×
- President Obama has pledged to committing the U.S. to reducing carbon emissions to 17 percent below 2005 levels in advance of traveling to Copenhagen Dec. 7 for the international climate conference, but between the parochial interests of individual senators and the energy industries they represent, as well as the denial caucus' proclivity for putting would-be political candidates in awkward positions, I have my doubts.
- Ezra Klein summarizes the unintended consequences of parliamentary rule changes: "The story of the filibuster is a story of small changes that everybody got used to, which allowed for more small changes that everybody got used to, and so on, until the Senate had undergone a large change indeed."

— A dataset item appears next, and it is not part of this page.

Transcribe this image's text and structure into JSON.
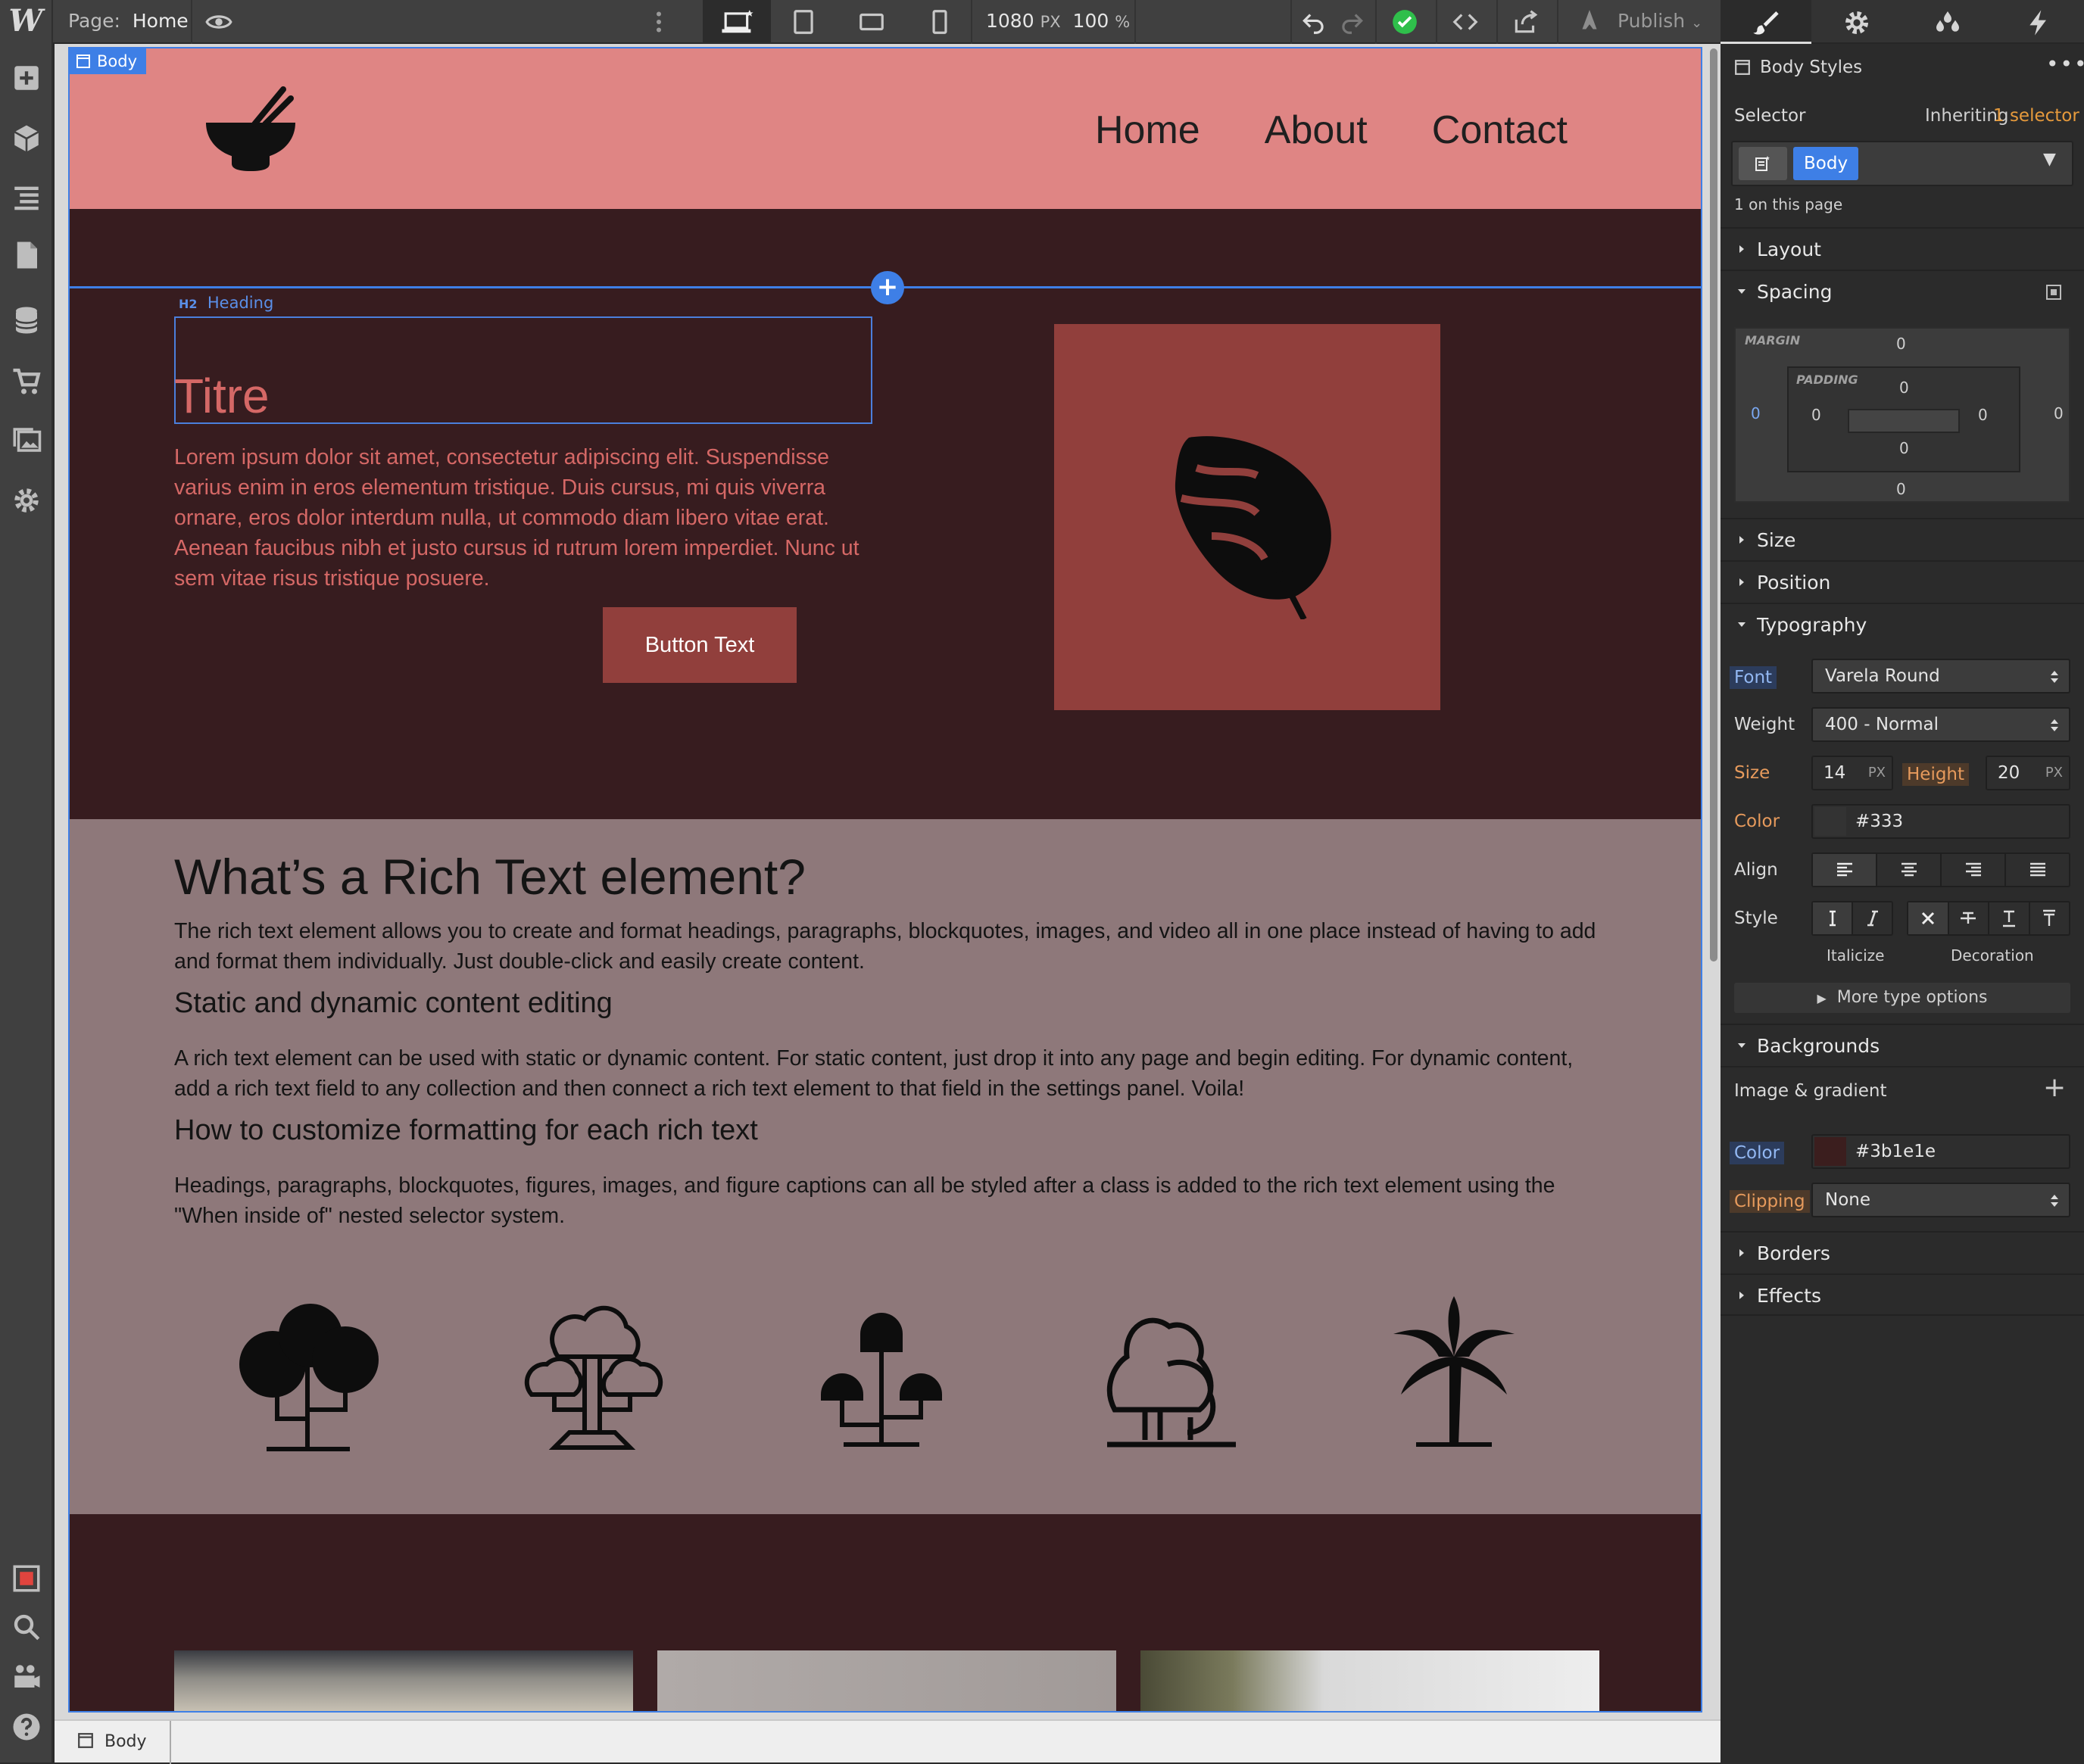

- It shouldn't even be necessary to point out that arguments against health-care reform on the grounds of constitutionality fail even the lightest scrutiny, but Tom Schaller has generated a list of rebuttals that ought to come in handy the next time you come across arguments like "members of Congress swear an oath to uphold the Constitution -- not the court's funhouse-mirror version of it."
- A persistent, one-size-fits-all criticism of the first year of the Obama presidency is that candidate Obama and President Obama are two different people, leading to both disappointment in his liberal base (hasn't moved enough to the left) and to outrage on the right (because he's moved too far to the left). In fact this is just the reality of settling in to governing and the pace of policy change is always going to be controversial for critics on the right and left, albeit for different reasons.
- Remainders: To claim the stimulus has done nothing or made things worse is patently absurd; at least on cap-and-trade it would be good to follow California's example; the people of New Jersey get a taste of the fabled compassionate conservatism; Alan Grayson reminds us that only the Senate can reform itself; Nancy Pelosi has the right idea on economic stimulus and jobs creation; and Charlie Crist asks a reasonable question of the conservative base, forgets said base is not reasonable.